Autre spectacle vu, mais seul, cette fois : Yitzhak Rabin, chronique d’un assassinat, monté parAmos Gitaï. Les hasards des placements m’ayant mis au premier fauteuil de la première rangée, j’étais tout près d’Amos Gitaï lui-même recevant ses invités : que du beau monde – je ne vous dirai pas qui. Je peux juste dire que le réalisateur israélien n’en finissait pas de se « selfiser »… La chroniqueuse du Monde évoque un félin noir qui se serait faufilé sur scène pour présenter son spectacle, belle image. Mais imparfaite. Il y avait plutôt de la lourdeur et de la mondanité dans l’air, et l’affirmation lancée : « Nous aimons notre pays, Israël » provoquait un petit malaise : comment fallait-il interpréter ce « nous » ? Les musiques seules étaient belles, le réalisateur n’y était pas pour grand chose. D’abord la grande violoncelliste Sonia Wieder-Atherton (Bach, Monteverdi…) et puis le choeur du Lubéron chantant superbement à la fin un choral de Ligeti. Pour le reste bien sûr, l’évocation des derniers instants du premier ministre par sa femme Léah était poignante mais malheureusement lue par des actrices (la comédienne palestinienne Hiam Abbass et l’israélienne Sarah Adler) qui trébuchaient trop souvent sur les mots. Ou peut-être étaient-elles gênées par les clameurs de la foule massée à l’extérieur du Palais des Papes pour suivre un match incertain dont nous ne connûmes le résultat qu’à la sortie. Il rôdait un vent mauvais ce soir-là près de l’Hotel Mercure où quelques écervelés déçus, révoltés et bien éméchés essayèrent d’incendier une mobylette…

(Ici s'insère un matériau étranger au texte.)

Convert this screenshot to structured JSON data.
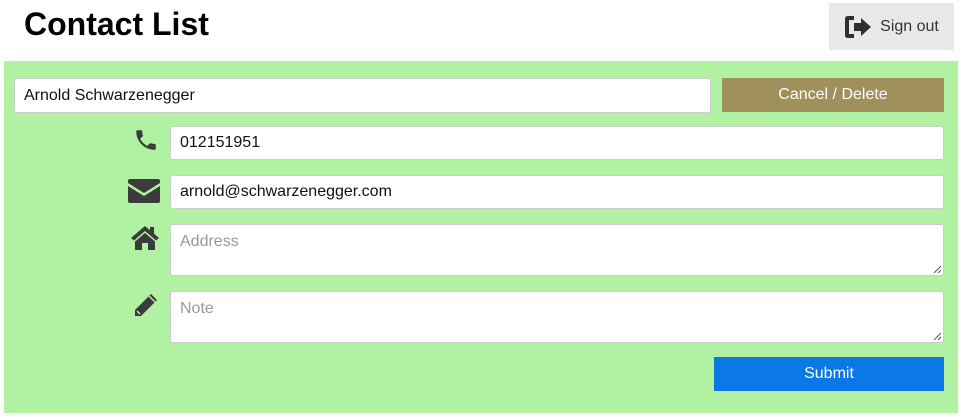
{
  "header": {
    "title": "Contact List",
    "sign_out_label": "Sign out"
  },
  "form": {
    "name_value": "Arnold Schwarzenegger",
    "cancel_delete_label": "Cancel / Delete",
    "phone_value": "012151951",
    "email_value": "arnold@schwarzenegger.com",
    "address_placeholder": "Address",
    "note_placeholder": "Note",
    "submit_label": "Submit"
  },
  "icons": {
    "phone": "phone-icon",
    "email": "envelope-icon",
    "address": "home-icon",
    "note": "pencil-icon",
    "signout": "sign-out-icon"
  },
  "colors": {
    "panel_bg": "#b0f2a2",
    "cancel_bg": "#a0905c",
    "submit_bg": "#0a78e6",
    "signout_bg": "#e8e8e8"
  }
}
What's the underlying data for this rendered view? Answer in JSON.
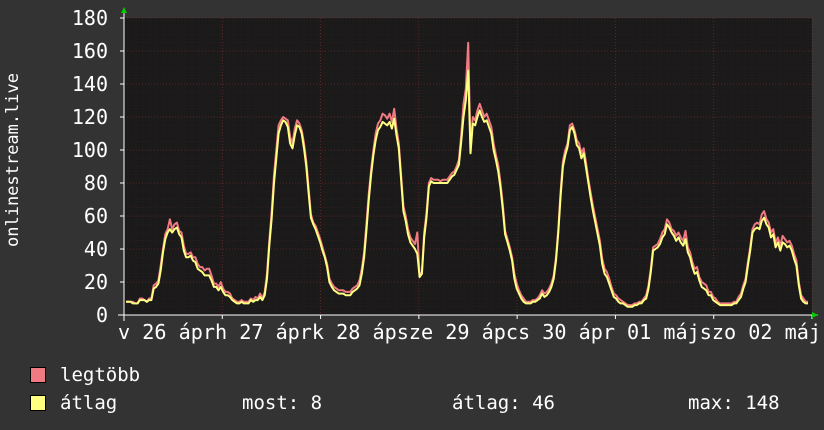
{
  "chart_data": {
    "type": "line",
    "ylabel": "onlinestream.live",
    "ylim": [
      0,
      180
    ],
    "y_ticks": [
      0,
      20,
      40,
      60,
      80,
      100,
      120,
      140,
      160,
      180
    ],
    "x_tick_labels": [
      "v 26 ápr",
      "h 27 ápr",
      "k 28 ápr",
      "sze 29 ápr",
      "cs 30 ápr",
      "p 01 máj",
      "szo 02 máj"
    ],
    "x_tick_label_text": "v 26 áprh 27 áprk 28 ápsze 29 ápcs 30 ápr 01 májszo 02 máj",
    "grid": true,
    "background_color": "#1a1a1a",
    "grid_color": "#aa3333",
    "axis_color": "#ffffff",
    "series": [
      {
        "name": "legtöbb",
        "color": "#f07a82",
        "values": [
          8,
          8,
          8,
          8,
          7,
          7,
          10,
          10,
          9,
          8,
          10,
          10,
          18,
          19,
          21,
          30,
          40,
          49,
          52,
          58,
          52,
          55,
          56,
          51,
          50,
          42,
          37,
          37,
          38,
          35,
          35,
          31,
          29,
          29,
          27,
          28,
          28,
          24,
          19,
          19,
          17,
          20,
          16,
          14,
          14,
          13,
          10,
          9,
          8,
          8,
          9,
          8,
          8,
          8,
          10,
          9,
          11,
          10,
          13,
          10,
          14,
          25,
          45,
          62,
          85,
          100,
          115,
          118,
          120,
          119,
          118,
          108,
          104,
          113,
          118,
          116,
          112,
          104,
          93,
          77,
          61,
          56,
          54,
          50,
          46,
          41,
          36,
          31,
          22,
          19,
          17,
          16,
          15,
          15,
          15,
          14,
          14,
          14,
          16,
          17,
          18,
          21,
          28,
          38,
          55,
          73,
          88,
          100,
          110,
          116,
          118,
          122,
          121,
          119,
          122,
          117,
          125,
          113,
          104,
          85,
          66,
          60,
          52,
          47,
          45,
          43,
          50,
          24,
          26,
          50,
          62,
          80,
          83,
          82,
          82,
          82,
          81,
          82,
          82,
          82,
          84,
          86,
          87,
          90,
          94,
          109,
          128,
          137,
          165,
          100,
          120,
          118,
          124,
          128,
          124,
          120,
          122,
          118,
          114,
          104,
          97,
          91,
          80,
          67,
          51,
          46,
          41,
          35,
          25,
          19,
          15,
          12,
          10,
          8,
          8,
          8,
          9,
          9,
          10,
          12,
          15,
          13,
          14,
          16,
          19,
          24,
          35,
          52,
          75,
          93,
          100,
          104,
          115,
          116,
          112,
          106,
          104,
          98,
          101,
          92,
          82,
          74,
          66,
          59,
          52,
          45,
          34,
          28,
          26,
          22,
          17,
          13,
          12,
          10,
          9,
          8,
          7,
          6,
          6,
          6,
          7,
          7,
          8,
          8,
          10,
          12,
          18,
          28,
          41,
          42,
          43,
          46,
          50,
          52,
          58,
          56,
          52,
          51,
          48,
          50,
          47,
          45,
          51,
          41,
          38,
          32,
          28,
          29,
          23,
          20,
          19,
          18,
          14,
          14,
          11,
          10,
          8,
          7,
          7,
          7,
          7,
          7,
          7,
          8,
          8,
          11,
          13,
          18,
          22,
          32,
          41,
          52,
          55,
          56,
          55,
          61,
          63,
          58,
          56,
          50,
          52,
          44,
          47,
          42,
          48,
          46,
          44,
          45,
          42,
          37,
          33,
          20,
          12,
          10,
          8,
          8
        ]
      },
      {
        "name": "átlag",
        "color": "#ffff80",
        "values": [
          8,
          8,
          8,
          7,
          7,
          7,
          9,
          9,
          9,
          8,
          9,
          9,
          16,
          17,
          19,
          27,
          38,
          46,
          50,
          52,
          50,
          52,
          53,
          49,
          47,
          39,
          35,
          35,
          36,
          33,
          32,
          28,
          27,
          26,
          24,
          24,
          24,
          21,
          17,
          17,
          15,
          17,
          14,
          12,
          12,
          11,
          9,
          8,
          7,
          7,
          8,
          7,
          7,
          7,
          9,
          8,
          9,
          9,
          11,
          9,
          12,
          22,
          42,
          58,
          80,
          95,
          110,
          115,
          118,
          117,
          114,
          104,
          101,
          109,
          115,
          114,
          110,
          101,
          90,
          74,
          59,
          55,
          52,
          48,
          44,
          39,
          35,
          29,
          20,
          17,
          15,
          14,
          13,
          13,
          13,
          12,
          12,
          12,
          14,
          15,
          16,
          18,
          25,
          35,
          51,
          69,
          85,
          97,
          106,
          112,
          114,
          117,
          116,
          115,
          117,
          113,
          119,
          109,
          101,
          82,
          63,
          57,
          49,
          44,
          42,
          40,
          37,
          23,
          25,
          47,
          59,
          78,
          81,
          80,
          80,
          80,
          80,
          80,
          80,
          80,
          82,
          84,
          85,
          88,
          91,
          105,
          120,
          130,
          148,
          98,
          116,
          115,
          120,
          124,
          120,
          117,
          118,
          114,
          110,
          100,
          94,
          87,
          77,
          64,
          49,
          44,
          39,
          33,
          22,
          16,
          13,
          10,
          8,
          7,
          7,
          7,
          8,
          8,
          9,
          10,
          13,
          11,
          12,
          14,
          17,
          22,
          33,
          50,
          72,
          90,
          97,
          102,
          112,
          114,
          110,
          103,
          101,
          95,
          98,
          89,
          80,
          71,
          63,
          56,
          49,
          42,
          31,
          25,
          23,
          19,
          15,
          11,
          10,
          8,
          7,
          7,
          6,
          5,
          5,
          5,
          6,
          6,
          7,
          7,
          9,
          10,
          16,
          26,
          39,
          40,
          41,
          43,
          47,
          49,
          55,
          53,
          50,
          48,
          45,
          47,
          44,
          42,
          46,
          38,
          35,
          29,
          25,
          26,
          21,
          17,
          16,
          15,
          12,
          12,
          9,
          8,
          7,
          6,
          6,
          6,
          6,
          6,
          6,
          7,
          7,
          9,
          11,
          16,
          20,
          30,
          39,
          50,
          52,
          53,
          52,
          57,
          59,
          55,
          53,
          47,
          49,
          41,
          44,
          39,
          44,
          43,
          41,
          42,
          39,
          34,
          30,
          18,
          10,
          8,
          7,
          7
        ]
      }
    ]
  },
  "legend": [
    {
      "label": "legtöbb",
      "color": "#f07a82"
    },
    {
      "label": "átlag",
      "color": "#ffff80"
    }
  ],
  "stats": {
    "now": "most: 8",
    "avg": "átlag: 46",
    "max": "max: 148"
  }
}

(*) Le psychanalyste Fethi Benslama, très tôt après l’attentat, recommandait que l’on en fasse le moins possible au niveau de la communication : pas de portrait du tueur, même pas son nom (réduit à des initiales) bref rien qui puisse alimenter et amplifier le vent de la renommée, le plus apte à attiser les désirs les plus fous de la part de gens qui, pour l’essentiel, sont des détraqués mentaux (comme on l’a vu par la suite dans un village-vacances des Hautes-Alpes puis en Allemagne).